Während der Feier war immer wieder über dieses verschwundene Baby gesprochen worden. Der Grundbesitzer Niocovat Lenevka, dem dieser Landstrich gehörte, hatte am Tag zuvor persönlich eine Rede gehalten, um seine Angestellten zu beruhigen. Ich hatte mir diese Rede gleich auf meinem Niki angesehen. Er hatte mehrfach betont, dass an den Gerüchten, dass sich die Fälle hier häuften, nichts dran war, dass sich die Fälle hier häuften und dass die Polizei den Fall gründlich untersuchte.

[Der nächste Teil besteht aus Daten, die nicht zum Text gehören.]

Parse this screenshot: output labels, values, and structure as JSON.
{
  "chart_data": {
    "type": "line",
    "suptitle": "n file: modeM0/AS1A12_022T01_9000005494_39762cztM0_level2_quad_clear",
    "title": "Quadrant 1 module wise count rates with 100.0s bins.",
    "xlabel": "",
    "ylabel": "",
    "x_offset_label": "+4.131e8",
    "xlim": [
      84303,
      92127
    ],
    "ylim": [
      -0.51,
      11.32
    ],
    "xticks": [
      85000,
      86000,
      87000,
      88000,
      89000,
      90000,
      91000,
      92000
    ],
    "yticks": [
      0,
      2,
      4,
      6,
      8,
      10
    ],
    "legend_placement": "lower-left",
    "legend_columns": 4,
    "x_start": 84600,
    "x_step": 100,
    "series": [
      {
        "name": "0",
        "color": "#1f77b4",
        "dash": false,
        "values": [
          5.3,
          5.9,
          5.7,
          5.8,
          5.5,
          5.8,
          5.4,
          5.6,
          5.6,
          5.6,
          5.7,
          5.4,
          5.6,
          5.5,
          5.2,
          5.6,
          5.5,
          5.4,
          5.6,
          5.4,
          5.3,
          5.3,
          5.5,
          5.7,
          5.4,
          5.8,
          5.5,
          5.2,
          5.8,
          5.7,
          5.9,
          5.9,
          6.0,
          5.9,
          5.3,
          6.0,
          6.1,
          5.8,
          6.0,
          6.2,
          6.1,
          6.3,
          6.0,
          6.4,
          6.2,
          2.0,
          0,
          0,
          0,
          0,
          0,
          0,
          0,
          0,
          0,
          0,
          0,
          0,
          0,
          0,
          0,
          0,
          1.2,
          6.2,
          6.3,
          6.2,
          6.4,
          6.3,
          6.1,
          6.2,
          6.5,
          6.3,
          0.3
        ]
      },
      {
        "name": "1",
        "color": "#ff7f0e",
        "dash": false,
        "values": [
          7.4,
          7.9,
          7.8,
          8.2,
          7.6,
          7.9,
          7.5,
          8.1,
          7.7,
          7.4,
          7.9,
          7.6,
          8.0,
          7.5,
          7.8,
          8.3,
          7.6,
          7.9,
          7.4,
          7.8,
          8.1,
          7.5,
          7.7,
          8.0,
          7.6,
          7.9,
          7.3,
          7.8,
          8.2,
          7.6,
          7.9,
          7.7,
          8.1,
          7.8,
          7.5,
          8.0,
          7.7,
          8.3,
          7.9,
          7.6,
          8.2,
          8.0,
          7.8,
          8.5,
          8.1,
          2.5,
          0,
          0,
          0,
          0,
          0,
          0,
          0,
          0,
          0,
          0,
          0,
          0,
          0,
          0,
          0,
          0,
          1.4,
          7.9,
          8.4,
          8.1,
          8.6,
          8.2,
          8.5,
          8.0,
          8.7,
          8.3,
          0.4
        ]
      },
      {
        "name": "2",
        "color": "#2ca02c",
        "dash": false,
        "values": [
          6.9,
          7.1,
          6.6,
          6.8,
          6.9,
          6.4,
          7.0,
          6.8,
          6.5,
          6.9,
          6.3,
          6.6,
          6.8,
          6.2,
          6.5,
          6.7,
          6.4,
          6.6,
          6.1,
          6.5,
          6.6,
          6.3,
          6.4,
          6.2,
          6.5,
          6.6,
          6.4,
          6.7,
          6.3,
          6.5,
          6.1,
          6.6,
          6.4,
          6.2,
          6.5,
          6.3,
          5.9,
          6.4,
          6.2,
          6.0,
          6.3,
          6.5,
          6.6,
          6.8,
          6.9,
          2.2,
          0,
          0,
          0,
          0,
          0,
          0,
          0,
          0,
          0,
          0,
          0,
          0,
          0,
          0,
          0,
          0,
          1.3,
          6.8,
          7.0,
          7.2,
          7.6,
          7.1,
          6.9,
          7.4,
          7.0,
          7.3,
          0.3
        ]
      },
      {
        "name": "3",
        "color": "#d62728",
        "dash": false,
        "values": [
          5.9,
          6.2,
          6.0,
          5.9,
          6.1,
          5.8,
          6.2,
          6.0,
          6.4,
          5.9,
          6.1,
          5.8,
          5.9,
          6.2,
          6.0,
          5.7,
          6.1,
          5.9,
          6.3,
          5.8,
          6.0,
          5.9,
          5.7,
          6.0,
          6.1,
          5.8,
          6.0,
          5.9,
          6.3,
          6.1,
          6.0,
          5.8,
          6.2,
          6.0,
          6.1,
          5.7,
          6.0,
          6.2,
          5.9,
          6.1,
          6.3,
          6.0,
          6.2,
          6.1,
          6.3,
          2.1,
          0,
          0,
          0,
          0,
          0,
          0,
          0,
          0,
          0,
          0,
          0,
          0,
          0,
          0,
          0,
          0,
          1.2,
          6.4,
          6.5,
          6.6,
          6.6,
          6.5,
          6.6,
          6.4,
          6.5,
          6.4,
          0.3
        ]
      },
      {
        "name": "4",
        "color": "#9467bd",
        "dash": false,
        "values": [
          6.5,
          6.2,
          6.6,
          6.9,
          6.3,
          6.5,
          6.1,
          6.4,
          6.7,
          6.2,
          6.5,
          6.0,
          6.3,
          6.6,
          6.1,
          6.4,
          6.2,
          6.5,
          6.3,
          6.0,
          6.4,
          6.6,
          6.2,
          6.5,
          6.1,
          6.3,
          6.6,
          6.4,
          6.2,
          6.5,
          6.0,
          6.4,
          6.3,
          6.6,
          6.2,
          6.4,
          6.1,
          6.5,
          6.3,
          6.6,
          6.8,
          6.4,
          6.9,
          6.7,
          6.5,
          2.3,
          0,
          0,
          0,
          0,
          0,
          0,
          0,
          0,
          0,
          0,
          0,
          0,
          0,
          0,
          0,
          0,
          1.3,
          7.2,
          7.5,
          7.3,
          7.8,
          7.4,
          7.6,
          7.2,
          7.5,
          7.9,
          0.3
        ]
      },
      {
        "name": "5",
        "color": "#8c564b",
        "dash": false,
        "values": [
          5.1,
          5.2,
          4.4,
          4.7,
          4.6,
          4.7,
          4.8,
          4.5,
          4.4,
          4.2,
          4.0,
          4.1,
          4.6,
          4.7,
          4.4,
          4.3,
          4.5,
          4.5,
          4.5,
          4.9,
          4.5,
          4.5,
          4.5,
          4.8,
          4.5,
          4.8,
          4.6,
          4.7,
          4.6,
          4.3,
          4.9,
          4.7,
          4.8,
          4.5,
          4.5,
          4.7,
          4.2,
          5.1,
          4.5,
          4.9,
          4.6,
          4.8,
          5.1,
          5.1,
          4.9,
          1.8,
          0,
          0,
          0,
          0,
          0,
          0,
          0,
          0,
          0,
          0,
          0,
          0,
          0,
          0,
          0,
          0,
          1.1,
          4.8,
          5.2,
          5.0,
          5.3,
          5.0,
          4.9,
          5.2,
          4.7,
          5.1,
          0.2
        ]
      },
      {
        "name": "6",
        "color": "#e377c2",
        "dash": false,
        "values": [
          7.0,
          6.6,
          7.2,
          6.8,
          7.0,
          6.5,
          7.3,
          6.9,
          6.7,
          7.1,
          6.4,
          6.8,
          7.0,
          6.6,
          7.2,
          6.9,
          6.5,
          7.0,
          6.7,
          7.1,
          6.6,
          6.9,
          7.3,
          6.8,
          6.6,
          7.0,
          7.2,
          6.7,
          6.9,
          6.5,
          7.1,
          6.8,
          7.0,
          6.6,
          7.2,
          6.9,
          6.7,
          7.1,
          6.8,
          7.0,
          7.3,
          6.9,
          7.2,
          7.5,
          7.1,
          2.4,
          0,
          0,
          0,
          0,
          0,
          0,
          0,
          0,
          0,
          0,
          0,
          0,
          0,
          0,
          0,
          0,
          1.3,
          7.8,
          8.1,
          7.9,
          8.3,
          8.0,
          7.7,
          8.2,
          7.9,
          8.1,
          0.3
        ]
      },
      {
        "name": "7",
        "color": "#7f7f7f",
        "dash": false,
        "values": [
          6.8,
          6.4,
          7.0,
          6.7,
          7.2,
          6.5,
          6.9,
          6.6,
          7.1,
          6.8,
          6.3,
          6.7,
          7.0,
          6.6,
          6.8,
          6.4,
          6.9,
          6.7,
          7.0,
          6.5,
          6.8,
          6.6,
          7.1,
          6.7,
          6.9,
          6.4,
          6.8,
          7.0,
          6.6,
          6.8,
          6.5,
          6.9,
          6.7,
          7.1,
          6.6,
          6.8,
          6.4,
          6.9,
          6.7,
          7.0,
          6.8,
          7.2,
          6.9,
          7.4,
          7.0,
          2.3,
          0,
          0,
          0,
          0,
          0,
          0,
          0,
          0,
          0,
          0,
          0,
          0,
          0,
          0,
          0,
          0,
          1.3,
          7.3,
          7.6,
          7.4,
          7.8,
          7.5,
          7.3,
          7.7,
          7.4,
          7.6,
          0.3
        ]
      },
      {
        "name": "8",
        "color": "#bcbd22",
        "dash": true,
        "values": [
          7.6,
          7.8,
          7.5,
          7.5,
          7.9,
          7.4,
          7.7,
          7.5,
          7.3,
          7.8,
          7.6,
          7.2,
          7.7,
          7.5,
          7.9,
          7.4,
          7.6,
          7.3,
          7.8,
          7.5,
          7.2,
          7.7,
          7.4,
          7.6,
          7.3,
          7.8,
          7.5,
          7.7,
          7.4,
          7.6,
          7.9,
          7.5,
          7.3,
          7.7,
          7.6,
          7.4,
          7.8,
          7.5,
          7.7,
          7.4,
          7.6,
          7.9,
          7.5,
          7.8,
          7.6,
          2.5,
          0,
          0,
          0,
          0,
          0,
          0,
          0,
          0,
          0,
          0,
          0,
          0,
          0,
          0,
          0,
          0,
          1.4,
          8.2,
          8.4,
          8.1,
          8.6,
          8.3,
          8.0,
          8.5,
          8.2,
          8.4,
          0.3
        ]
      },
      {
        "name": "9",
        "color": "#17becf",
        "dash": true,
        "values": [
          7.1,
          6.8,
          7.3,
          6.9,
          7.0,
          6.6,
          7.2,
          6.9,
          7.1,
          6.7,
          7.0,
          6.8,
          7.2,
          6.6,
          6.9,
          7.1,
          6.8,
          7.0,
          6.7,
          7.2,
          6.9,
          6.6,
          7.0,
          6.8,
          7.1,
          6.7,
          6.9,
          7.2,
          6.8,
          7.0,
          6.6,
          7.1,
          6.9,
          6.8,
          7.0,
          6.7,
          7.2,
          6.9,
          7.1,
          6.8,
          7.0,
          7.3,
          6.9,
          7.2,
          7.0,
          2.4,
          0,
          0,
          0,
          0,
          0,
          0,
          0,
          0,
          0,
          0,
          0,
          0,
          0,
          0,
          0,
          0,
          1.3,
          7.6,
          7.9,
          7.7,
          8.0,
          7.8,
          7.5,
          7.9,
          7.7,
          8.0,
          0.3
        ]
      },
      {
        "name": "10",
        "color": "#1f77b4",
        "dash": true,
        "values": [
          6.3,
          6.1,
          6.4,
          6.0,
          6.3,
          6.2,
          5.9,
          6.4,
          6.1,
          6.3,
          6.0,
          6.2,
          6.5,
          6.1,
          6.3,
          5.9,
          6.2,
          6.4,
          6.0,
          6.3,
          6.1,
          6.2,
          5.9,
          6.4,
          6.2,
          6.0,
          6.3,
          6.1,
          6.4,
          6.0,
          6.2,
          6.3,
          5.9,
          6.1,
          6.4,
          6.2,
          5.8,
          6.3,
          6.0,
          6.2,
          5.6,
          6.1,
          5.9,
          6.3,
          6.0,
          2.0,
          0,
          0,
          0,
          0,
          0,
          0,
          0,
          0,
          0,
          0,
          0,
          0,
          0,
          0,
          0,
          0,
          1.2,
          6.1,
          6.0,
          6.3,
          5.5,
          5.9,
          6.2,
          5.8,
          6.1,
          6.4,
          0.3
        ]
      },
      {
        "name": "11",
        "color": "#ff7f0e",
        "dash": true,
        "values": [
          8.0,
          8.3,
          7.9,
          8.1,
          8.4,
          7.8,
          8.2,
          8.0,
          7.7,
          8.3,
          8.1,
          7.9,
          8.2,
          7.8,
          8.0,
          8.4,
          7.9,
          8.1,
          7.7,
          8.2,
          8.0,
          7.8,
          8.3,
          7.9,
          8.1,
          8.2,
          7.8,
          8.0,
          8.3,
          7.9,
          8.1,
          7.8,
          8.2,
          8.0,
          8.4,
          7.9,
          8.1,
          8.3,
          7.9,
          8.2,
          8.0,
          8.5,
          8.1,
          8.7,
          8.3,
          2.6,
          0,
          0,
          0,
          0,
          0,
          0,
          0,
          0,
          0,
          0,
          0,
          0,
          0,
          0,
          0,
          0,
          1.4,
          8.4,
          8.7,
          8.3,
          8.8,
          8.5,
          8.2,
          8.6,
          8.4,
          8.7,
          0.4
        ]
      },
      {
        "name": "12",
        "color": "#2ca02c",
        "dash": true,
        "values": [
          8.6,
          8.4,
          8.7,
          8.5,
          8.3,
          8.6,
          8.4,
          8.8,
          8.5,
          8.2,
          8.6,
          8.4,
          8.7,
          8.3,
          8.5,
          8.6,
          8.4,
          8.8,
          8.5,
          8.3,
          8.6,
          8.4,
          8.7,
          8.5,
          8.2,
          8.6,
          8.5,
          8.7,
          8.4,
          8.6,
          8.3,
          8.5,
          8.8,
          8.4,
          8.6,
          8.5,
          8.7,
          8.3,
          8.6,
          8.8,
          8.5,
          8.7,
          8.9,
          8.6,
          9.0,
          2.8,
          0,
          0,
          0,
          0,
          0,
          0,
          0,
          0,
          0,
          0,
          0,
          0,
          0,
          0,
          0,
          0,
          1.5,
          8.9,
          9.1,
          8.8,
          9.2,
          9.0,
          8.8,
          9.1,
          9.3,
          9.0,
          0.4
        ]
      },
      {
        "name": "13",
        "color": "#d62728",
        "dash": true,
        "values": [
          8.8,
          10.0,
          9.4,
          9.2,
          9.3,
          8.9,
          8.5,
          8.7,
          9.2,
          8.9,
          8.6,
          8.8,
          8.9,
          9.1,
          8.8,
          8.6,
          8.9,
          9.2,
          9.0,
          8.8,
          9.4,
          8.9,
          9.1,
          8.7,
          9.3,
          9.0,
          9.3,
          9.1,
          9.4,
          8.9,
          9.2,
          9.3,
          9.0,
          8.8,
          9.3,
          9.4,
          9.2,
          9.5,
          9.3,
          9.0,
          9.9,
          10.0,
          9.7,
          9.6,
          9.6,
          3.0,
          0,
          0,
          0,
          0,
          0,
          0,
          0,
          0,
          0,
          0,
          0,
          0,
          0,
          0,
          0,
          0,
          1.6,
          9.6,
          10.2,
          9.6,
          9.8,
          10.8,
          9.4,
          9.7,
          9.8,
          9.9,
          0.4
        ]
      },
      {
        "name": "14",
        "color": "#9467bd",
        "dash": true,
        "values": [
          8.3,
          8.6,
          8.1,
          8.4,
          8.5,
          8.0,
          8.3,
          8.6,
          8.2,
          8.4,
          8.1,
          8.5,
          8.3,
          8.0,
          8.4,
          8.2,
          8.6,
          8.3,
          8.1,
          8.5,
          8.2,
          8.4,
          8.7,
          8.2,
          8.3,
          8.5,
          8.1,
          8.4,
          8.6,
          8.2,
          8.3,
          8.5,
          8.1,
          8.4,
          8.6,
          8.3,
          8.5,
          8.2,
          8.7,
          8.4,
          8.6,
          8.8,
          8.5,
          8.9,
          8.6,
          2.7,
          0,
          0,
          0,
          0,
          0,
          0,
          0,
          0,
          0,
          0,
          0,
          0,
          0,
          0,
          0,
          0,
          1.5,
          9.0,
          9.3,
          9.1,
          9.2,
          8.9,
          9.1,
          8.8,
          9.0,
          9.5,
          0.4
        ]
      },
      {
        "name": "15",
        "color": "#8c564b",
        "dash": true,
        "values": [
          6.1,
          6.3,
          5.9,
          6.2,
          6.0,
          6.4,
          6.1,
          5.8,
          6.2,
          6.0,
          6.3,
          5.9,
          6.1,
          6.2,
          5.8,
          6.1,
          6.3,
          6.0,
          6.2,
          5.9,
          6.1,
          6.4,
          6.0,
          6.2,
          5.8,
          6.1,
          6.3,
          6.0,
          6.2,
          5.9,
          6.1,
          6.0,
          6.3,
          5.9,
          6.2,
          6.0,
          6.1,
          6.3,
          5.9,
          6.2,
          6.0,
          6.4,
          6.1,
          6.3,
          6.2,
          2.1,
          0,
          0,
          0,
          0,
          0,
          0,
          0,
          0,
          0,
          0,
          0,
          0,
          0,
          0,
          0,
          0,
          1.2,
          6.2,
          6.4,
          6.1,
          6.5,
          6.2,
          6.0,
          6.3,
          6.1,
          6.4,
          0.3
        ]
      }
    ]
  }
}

Ich fand es seltsam, dass sich der Grundbesitzer in dieses Thema einmischte. Üblich war das nicht, eine solche Rede wäre Sache eines Polizeisprechers gewesen. Warum hatte sich die Familie eingemischt, wenn an den Gerüchten wirklich rein gar nichts dran war? Meine Neugierde war geweckt und ich beschloss, der Sache nachzugehen.